In the age of globalisation, a standardisation is happening everywhere - in culture, beauty, taste, food, etc. What do you think about using local myths and traditions against cultural invasion.

I do not make films to fight globalisation, transforming beauty, taste or culture. As an anthropologist I am aware that they are in a constant process of flux. I am deeply aware of this change but do not see my films as an intervention in this world. My cinema is not a gesture or an act of protest in this transforming world. I do not use religion, myths or local tradition as an act of politics. For me my films emerge from a deeper core than being mere political, cultural or social gesture.

Somewhere in between, in the name of modernism,  we started avoiding traditions in cinema. Left wing thinking widely spread the idea that usage of tradition is  revivalism. But you use lot of traditional elements in your films - kathakali, Durga, Kali etc.  Please elaborate.

This is a politically and historically loaded question. I think modernity is an idea that we in India are still trying to negotiate. It is till a work in progress. The history of India in the past two hundred years is a testament to that complex negotiation process. I think it is very simplistic both by the Left and the Right to stereotype tradition, religion, and culture within their ideological cocoons. My usage of religion and tradition come from a very different core. It is not political or ideological. It comes from a deeper framework that as I have tired to explain within the framework of cinema of religiosity.

Another way of looking at my films would be within the  idea of Cinema of Prayoga. It is a term that has been coined by film critic Amrit Gangar.

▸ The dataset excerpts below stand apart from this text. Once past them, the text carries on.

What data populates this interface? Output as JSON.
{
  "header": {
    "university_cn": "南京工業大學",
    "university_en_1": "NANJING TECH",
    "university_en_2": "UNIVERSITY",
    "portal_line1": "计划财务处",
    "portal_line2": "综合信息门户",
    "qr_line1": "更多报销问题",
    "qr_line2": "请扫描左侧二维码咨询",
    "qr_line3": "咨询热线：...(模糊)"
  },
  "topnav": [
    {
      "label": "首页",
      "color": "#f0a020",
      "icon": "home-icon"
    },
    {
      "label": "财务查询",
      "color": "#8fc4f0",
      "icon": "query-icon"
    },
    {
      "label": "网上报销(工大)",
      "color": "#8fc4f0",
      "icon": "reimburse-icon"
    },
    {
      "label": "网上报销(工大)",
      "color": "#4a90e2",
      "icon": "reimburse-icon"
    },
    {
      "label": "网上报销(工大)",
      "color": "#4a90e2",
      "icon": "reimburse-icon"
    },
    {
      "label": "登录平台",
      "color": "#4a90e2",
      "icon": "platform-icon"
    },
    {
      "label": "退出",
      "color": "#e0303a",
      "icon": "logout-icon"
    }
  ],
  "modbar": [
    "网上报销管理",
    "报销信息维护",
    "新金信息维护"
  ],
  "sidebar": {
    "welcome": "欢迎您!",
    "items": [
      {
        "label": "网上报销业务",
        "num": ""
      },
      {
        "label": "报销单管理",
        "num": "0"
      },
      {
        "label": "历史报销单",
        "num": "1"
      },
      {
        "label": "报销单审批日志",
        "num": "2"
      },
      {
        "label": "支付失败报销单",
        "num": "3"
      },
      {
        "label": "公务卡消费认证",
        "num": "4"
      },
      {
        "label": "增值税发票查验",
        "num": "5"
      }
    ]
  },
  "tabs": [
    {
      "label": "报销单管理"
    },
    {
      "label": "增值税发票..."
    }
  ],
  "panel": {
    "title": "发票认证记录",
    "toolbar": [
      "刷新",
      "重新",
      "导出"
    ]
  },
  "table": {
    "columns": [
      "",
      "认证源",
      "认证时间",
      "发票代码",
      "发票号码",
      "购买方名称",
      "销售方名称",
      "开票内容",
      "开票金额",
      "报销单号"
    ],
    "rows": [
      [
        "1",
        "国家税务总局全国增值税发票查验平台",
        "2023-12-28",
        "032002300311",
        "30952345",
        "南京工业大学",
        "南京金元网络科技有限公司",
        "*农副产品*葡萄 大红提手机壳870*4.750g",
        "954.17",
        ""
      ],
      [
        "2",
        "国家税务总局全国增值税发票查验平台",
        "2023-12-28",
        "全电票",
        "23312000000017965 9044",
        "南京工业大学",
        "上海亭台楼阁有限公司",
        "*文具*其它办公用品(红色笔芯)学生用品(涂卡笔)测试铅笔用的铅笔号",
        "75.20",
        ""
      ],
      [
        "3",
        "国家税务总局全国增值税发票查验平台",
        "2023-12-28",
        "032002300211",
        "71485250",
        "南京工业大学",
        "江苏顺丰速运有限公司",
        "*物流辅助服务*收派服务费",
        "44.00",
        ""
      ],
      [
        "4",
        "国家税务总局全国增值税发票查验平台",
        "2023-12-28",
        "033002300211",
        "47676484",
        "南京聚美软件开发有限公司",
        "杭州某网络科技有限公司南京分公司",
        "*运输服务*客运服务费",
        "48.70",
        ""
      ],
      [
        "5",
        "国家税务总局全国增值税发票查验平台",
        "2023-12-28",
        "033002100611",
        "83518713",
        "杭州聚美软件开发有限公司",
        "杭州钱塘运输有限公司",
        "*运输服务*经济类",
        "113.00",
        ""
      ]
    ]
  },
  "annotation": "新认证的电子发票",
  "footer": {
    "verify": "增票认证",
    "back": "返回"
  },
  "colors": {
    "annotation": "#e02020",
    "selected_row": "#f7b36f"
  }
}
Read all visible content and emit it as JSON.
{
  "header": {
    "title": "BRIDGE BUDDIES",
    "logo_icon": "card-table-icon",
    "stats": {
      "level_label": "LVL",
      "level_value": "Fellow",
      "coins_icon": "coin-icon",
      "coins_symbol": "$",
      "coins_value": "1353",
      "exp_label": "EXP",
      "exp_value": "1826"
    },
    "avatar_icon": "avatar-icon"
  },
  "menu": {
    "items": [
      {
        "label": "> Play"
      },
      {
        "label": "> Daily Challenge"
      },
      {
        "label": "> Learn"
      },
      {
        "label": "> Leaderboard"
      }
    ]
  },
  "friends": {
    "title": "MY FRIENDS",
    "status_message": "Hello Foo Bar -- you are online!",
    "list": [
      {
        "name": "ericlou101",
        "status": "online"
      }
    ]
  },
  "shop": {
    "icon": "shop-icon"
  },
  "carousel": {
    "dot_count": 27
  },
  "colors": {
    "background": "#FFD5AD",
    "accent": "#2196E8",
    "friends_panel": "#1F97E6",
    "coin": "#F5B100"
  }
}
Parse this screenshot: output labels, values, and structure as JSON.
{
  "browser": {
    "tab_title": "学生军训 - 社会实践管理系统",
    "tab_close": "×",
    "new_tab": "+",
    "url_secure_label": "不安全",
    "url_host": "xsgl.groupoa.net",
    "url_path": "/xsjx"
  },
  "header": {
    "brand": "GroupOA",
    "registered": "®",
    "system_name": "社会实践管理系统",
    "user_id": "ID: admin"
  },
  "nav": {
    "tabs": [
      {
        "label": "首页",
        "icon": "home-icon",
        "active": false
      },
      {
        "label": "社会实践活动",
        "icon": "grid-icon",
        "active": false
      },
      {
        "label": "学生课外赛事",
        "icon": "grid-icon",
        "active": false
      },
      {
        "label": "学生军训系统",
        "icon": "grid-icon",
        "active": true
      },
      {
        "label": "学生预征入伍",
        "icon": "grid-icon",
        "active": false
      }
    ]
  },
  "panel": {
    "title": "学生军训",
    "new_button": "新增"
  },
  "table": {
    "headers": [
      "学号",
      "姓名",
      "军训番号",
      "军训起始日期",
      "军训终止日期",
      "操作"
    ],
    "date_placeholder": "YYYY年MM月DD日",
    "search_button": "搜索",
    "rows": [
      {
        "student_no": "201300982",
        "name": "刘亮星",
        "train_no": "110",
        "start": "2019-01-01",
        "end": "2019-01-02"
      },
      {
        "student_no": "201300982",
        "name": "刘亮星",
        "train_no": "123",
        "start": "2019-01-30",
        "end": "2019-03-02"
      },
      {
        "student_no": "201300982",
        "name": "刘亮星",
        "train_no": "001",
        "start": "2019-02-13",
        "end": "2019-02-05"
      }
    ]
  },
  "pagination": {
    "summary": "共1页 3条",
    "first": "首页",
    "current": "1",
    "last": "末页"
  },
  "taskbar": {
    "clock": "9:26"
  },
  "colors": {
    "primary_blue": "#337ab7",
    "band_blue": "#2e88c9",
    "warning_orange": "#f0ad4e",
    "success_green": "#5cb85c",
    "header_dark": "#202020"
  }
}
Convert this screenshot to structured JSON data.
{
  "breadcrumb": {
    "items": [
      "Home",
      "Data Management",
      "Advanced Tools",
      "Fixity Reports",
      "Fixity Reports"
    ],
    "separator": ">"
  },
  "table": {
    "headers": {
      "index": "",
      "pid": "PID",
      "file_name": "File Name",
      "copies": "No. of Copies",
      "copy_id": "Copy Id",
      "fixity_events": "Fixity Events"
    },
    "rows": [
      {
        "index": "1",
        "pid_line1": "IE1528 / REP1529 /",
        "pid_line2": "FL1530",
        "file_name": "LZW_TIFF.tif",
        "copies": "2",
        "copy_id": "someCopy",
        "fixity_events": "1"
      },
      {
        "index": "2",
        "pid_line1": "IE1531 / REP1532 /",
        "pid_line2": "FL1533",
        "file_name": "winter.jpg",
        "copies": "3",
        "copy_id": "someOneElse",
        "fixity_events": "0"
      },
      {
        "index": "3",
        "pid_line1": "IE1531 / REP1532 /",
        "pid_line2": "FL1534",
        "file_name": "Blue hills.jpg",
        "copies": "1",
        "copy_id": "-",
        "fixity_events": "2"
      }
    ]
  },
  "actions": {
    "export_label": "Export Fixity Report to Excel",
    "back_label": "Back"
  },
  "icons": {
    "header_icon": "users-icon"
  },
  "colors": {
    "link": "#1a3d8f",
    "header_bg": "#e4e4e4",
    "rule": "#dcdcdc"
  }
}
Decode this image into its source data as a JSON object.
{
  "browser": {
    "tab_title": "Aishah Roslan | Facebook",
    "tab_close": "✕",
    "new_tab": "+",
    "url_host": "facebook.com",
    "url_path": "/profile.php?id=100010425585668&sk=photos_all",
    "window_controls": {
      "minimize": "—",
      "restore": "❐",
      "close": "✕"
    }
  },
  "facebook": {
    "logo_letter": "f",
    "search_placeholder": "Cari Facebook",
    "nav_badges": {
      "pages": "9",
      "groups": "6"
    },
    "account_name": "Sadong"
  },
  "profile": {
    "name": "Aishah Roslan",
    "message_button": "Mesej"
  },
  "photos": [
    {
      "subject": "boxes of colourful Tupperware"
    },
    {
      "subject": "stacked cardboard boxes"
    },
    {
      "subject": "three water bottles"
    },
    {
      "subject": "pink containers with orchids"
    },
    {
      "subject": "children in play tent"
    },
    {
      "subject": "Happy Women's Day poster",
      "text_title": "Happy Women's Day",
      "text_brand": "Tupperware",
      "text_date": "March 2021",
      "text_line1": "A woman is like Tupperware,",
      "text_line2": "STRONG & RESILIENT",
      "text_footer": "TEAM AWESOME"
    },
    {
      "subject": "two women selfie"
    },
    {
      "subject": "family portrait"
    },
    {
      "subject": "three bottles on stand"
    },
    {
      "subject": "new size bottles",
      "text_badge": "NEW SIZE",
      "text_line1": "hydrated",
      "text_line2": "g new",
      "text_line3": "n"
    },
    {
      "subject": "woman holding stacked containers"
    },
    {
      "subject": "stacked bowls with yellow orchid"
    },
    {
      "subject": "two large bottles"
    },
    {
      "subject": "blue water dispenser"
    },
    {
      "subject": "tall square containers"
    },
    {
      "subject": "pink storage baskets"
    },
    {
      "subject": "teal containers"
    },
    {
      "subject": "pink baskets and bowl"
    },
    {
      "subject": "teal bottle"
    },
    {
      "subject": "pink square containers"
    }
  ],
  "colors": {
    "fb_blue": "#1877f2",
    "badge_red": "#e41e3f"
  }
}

Cinema of Prayoga is a radical conceptual framework, which originates from the polyphony of Indian culture and philosophy. It challenges the dominant film discourses by locating itself in the ancient pre-modern tradition of prayoga (innovation) and kaal (time in-continuum). Cinema of Prayoga is a bold alternative to understand Indian as well as Euro-American experimental filmmaking practice as an experience of thinking and feeling. It harnesses the Indian notions of time and space for an inclusive cinematography across cultural and national boundaries.

Cinema Prayoga is a radical attempt to steer away from the image, a cinematographic contradiction, towards an evocation of an aesthetic unity. Works ranging from the early works of Dadasaheb Phalke, Mani Kaul, Aravindan, Kamal Swaroop to the contemporary filmmakers such as Amit Dutta, Vipin Vijay, Argho Basu, Kabir Mohanty and mine have been included in the discourse.